David OGİLVY, Ogilvy&Mather Reklam Ajansı Kurucusu ( Bir Reklamcının İtirafları, 1963)
“Bunu söylemek çok kötü, ama genellikle en heyecan verici kıyafetler en fakir insanlardan geliyor.”
Tasarımcı Christian LACROIX , Vogue’dan, Nisan 1994
Dünya sınırları içinde ‘mutlak’ kavramı yok. Herhangi bir sorunu tamamen çözmek imkanı da yok. Toplumsal problemler, matematik gibi kesinlikler içermiyor. 1769 yılında James Watt’ın buhar makinesini yapması ile sanayide inanılmaz gelişmeler dönemi başladı. Büyük fabrikalar yapıldı. Orta çağın serfleri, yeni çağın fabrika işçileri oldular. Feodalite rejiminin derebeyleri, baronları, yeni çağın kapitalistleri oldu. Fransız Devrimini yapan orta sınıf olan burjuva sınıfı sanayi devrimiyle birlikte kapitalist sınıfı oluşturarak burjuvanın bugünkü anlamıyla ortaya çıkmasını sağladılar. Toplumlarda sınıflar her zaman vardı. Ancak sanayi devrimi ile birlikte tepkiler yeni bir ideoloji ortaya çıkardı. Karl Marks’ın “Das Kapital”i tepkilerin anayasası oldu. Sermaye hareketleri, gizemli örgütleri de yanına alınca ideolojiler birer içi boş ‘patolojik izm’ler ihracına” indirgeniverdi. Batı, 17.yy ile aydınlanma çağını yaşamış ve orta çağın sefaletinden sıyrılmıştı belki ama kapitalistleşerek gerçekleşen bu dönüşümün son tahlilde başka bir sefaleti getirdiği görüldü. Herşeyin metalaştığı, herşeyin pazarlama amaçlarına yenik düştüğü bir yeni dünya vardı artık. Yeni kapitalist dünyanın bayrağı ‘markalar’ idi. Markalar, hukuken bir kişinin ‘mal ve hizmetlerini’ diğerinden ayırt etmek için kullanılan sözcük ve işaretler bütünüdür. Ancak sosyolojik olarak bakıldığı zaman markalı dünyanın, ruhumuzu, bedenimizi, duygularımızı ve herşeyi kendine esir alan bir toplum oluşturduğunu görüyoruz.

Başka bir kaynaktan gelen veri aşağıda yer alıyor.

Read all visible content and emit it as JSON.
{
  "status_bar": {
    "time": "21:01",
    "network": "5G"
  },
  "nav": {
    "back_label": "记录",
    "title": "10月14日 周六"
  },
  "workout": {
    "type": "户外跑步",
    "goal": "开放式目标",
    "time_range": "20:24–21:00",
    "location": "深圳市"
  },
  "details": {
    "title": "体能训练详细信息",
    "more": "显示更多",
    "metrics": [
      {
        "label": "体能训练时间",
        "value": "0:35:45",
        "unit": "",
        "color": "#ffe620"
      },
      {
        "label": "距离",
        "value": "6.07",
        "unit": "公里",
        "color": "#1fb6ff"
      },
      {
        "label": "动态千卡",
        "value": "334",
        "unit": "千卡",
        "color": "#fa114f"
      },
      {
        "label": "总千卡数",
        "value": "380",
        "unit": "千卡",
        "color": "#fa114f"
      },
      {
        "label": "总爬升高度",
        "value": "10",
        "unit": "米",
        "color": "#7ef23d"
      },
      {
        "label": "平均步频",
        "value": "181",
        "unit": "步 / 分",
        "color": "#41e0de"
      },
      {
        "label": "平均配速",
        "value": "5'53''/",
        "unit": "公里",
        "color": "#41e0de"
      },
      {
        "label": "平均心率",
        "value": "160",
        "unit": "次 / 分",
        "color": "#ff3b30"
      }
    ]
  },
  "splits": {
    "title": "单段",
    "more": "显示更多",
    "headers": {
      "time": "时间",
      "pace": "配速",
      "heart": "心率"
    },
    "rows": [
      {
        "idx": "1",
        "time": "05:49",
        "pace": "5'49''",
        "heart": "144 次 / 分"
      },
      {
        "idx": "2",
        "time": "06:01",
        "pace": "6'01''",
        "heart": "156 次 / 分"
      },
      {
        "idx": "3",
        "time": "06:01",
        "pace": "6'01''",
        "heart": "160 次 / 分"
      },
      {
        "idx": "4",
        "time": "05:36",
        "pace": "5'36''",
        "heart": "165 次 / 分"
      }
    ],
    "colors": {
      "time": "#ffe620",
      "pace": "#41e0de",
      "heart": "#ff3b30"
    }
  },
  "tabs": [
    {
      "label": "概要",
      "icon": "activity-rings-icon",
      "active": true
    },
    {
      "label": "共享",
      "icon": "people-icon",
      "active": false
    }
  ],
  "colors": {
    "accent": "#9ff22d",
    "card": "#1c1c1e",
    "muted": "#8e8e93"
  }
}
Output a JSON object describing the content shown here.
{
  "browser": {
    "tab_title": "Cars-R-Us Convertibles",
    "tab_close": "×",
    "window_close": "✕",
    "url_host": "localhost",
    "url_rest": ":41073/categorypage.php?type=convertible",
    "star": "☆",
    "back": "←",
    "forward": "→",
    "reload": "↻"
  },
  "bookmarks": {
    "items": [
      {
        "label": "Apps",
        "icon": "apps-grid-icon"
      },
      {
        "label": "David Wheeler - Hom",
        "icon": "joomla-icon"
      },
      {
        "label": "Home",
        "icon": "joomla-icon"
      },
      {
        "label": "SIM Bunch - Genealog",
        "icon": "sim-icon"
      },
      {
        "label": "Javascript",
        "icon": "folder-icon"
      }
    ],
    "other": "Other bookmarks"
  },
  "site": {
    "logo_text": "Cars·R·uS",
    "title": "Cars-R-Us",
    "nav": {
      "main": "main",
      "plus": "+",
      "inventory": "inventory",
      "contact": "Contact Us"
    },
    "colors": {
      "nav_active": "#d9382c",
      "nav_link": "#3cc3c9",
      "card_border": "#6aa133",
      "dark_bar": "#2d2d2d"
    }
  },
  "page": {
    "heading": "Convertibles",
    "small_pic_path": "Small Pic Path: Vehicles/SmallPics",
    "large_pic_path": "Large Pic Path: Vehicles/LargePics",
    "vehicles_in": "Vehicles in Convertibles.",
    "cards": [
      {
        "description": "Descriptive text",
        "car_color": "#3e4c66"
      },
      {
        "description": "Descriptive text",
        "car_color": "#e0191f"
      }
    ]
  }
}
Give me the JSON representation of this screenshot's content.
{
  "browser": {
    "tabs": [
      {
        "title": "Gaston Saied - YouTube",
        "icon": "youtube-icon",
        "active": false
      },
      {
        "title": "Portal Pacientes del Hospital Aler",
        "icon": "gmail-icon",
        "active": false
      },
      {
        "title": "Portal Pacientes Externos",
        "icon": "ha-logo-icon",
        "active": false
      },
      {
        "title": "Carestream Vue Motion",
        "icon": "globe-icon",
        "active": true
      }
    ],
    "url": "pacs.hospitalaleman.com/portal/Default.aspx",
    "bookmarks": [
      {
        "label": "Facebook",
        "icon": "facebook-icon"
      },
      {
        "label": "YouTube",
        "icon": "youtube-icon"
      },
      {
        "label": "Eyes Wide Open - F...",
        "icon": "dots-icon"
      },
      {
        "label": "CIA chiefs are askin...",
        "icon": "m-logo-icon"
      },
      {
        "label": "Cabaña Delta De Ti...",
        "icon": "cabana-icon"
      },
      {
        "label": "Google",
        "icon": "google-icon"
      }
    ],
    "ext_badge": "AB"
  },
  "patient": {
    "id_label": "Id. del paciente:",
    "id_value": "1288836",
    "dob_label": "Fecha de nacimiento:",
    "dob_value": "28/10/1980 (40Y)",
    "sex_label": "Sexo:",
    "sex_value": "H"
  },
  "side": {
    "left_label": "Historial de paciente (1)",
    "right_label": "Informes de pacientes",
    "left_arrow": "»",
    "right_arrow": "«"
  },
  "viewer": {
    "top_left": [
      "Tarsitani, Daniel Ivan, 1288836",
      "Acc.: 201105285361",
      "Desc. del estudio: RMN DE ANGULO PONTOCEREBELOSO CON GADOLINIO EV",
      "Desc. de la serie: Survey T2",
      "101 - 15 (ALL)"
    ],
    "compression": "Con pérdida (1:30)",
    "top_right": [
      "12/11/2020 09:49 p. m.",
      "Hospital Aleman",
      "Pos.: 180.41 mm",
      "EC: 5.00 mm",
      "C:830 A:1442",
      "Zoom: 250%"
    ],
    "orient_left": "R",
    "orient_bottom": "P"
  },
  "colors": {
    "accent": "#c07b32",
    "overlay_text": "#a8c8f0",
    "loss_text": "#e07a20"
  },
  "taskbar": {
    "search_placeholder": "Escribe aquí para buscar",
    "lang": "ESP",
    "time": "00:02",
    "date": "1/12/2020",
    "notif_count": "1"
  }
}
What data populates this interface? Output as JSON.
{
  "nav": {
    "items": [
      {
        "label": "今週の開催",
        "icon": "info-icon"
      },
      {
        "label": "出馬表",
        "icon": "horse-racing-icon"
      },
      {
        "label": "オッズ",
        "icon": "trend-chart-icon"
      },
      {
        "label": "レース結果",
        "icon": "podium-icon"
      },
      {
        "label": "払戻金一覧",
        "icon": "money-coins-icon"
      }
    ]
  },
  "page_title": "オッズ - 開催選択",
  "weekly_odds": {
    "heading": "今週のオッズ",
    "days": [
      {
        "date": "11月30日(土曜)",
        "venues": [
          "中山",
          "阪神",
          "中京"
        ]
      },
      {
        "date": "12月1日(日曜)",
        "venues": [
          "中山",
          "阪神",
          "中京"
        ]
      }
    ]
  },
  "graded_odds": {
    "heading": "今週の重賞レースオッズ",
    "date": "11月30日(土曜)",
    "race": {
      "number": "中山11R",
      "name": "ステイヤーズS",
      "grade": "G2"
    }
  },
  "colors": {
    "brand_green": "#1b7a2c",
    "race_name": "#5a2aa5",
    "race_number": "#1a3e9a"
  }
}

Strateji kelimesi işletmeler için her zaman hayati öneme sahip bir kelime. İşletmeler ayakta kalmak için her zaman stratejiler geliştirmek zorundalar. Kriz dönemi stratejileri, rekabet stratejiler, ayakta kalma stratejileri. Hepsi işletmeler için. Nihai amaç ise alabildiğine kar. Daha çok kazanmak. Peki bu stratejiler planlanırken, bunların ne kadar etik olduğu hiç düşünülüyor mu? Stratejilerin uygulanmasının toplumda yaratacağı dönüşüm ne gibi olumsuzlara yol açacak? Kazançlar meşru olacak mı?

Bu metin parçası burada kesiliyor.